Dans un arrêt du 3 juin 2010, la Cour de cassation casse un arrêt rendu par la Cour d’appel de Gand le 3 novembre 2008 et précise qu’il ne peut exister de cession présumée des droits patrimoniaux sur les programmes d’ordinateur lorsque ledit programme est créé par le gérant statutaire d’une société commerciale.

Rappel des principes

L’article 3, §3 de la loi relative aux droits d’auteur  et aux droits voisins stipule que « lorsque des œuvres sont créées par un auteur en exécution d’un contrat de travail ou d’un statut, les droits patrimoniaux peuvent être cédés à l’employeur pour autant que la cession des droits soit expressément prévue et que la création de l’œuvre entre dans le champ du contrat ou du statut ».
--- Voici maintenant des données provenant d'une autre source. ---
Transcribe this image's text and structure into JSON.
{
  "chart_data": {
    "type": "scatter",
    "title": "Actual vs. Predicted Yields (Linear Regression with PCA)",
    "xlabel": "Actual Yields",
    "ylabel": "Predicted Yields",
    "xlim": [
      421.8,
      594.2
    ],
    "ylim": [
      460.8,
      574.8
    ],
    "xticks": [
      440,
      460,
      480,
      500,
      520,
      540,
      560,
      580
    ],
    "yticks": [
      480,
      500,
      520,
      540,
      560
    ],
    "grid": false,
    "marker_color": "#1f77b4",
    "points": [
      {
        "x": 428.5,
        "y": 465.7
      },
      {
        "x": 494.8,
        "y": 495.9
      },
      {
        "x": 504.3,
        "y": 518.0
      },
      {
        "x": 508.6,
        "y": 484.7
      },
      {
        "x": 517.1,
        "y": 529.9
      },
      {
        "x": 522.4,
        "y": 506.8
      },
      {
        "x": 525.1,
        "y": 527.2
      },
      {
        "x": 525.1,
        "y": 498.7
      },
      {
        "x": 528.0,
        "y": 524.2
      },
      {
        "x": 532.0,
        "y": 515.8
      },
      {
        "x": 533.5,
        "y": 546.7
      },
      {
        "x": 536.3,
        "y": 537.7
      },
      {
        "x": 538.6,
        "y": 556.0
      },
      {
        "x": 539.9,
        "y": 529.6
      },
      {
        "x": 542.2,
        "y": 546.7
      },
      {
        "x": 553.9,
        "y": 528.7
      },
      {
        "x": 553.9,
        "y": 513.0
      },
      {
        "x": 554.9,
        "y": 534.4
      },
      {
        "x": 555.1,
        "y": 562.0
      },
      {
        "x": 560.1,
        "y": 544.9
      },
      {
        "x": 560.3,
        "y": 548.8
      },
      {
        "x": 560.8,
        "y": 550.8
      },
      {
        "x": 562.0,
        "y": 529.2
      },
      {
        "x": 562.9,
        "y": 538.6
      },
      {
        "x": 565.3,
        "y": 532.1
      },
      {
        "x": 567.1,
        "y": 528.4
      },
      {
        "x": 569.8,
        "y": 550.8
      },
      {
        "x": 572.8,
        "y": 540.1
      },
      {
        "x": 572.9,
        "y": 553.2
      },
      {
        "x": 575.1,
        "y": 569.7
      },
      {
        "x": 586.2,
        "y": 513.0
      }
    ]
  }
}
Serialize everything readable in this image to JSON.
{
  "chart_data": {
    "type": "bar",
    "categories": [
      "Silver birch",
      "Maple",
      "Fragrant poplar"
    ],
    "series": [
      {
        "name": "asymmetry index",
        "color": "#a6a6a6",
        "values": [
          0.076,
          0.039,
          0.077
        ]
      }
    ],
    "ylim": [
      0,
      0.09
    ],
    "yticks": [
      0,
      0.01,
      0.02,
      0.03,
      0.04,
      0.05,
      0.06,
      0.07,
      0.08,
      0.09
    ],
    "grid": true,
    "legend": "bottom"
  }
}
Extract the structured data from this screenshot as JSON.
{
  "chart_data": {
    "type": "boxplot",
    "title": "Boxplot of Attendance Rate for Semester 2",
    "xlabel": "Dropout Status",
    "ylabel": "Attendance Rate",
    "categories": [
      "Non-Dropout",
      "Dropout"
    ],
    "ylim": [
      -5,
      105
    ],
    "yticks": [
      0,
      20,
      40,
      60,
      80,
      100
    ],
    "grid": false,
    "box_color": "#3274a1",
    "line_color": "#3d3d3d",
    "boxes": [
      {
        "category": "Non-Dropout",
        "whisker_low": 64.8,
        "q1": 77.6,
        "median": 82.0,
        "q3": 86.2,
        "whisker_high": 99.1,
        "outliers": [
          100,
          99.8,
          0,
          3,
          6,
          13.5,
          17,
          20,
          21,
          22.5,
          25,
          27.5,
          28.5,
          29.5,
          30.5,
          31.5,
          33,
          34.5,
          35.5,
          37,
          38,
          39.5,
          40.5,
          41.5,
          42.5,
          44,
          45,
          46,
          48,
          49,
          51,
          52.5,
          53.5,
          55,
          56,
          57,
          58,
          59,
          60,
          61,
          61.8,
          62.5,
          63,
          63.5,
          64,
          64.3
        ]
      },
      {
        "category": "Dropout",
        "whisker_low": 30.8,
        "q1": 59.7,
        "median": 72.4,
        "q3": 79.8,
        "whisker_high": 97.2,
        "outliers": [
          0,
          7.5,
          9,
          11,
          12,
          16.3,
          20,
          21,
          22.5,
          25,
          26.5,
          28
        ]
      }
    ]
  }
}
L’article 3 de la loi du 30 juin 1994 transposant en droit belge la directive européenne du 14 mai 1991 concernant la protection juridique des programmes d’ordinateur prévoit quant à lui que « sauf disposition contractuelle ou statutaire contraire, seul l’employeur est présumé cessionnaire des droits patrimoniaux relatifs aux programmes d’ordinateur créés par un ou plusieurs employés ou agents dans l’exercice de leurs fonctions ou d’après les instructions de leur employeur ».

Sur base de ces dispositions, il y a présomption de cession des droits patrimoniaux sur les programmes d’ordinateur à l’égard de l’employeur seul, et ce moyennant le respect des conditions suivantes :

–          existence d’un contrat de travail ou d’un statut ;

–          l’employé ou le statutaire a créé ou co-créé le programme d’ordinateur dans l’exercice de ses fonctions ou d’après les instructions de son employeur ;

La Cour applique sensu stricto les dispositions légales susmentionnées

Nous retenons les deux points suivants de l’arrêt rendu par la Cour de cassation :

  1. La Cour considère que la présomption ne vaut que pour les employés ou statutaires qui ont créé des programmes d’ordinateur dans l’exercice de leurs fonctions ou d’après les instructions de leur employeur. L’arrêt exclut ensuite formellement l’application de la présomption aux gérants statutaires de sociétés commerciales.
  2. La Cour de cassation casse également l’arrêt de la Cour d’appel de Gand en ce qu’il jugeait que, même si la présomption de cession de droits ne pouvait jouer à l’égard de la société (ndlr : car l’article 3 de la loi du 30 juin 1994 sur les programmes d’ordinateur ne vise pas les gérants statutaires), celle-ci était titulaire des droits en tant que personne morale car le gérant statutaire n’agissait pas en son nom personnel mais au nom et pour le compte de la société. La Cour de cassation ne retient pas la thèse développée par la Cour d’appel de Gand, à savoir que, l’objet social de la société visant le développement de software, le gérant met ses services à la disposition de la société afin de réaliser ce but de telle sorte que les droits d’auteur en découlant naissent dans le chef de la société et appartiennent de plein droit à son actif. Sur base de cette théorie, rejetée par la Cour de cassation, le gérant n’aurait donc pu créer le programme d’ordinateur en son nom et pour son compte.

Les sociétés qui exploitent des logiciels développés en tout ou en partie par leurs gérants (et autres organes) statutaires doivent donc veiller à conclure une convention de cession de droits en bonne et due forme, afin de s’assurer une exploitation paisible des logiciels concernés y compris en cas de départ de la personne concernée.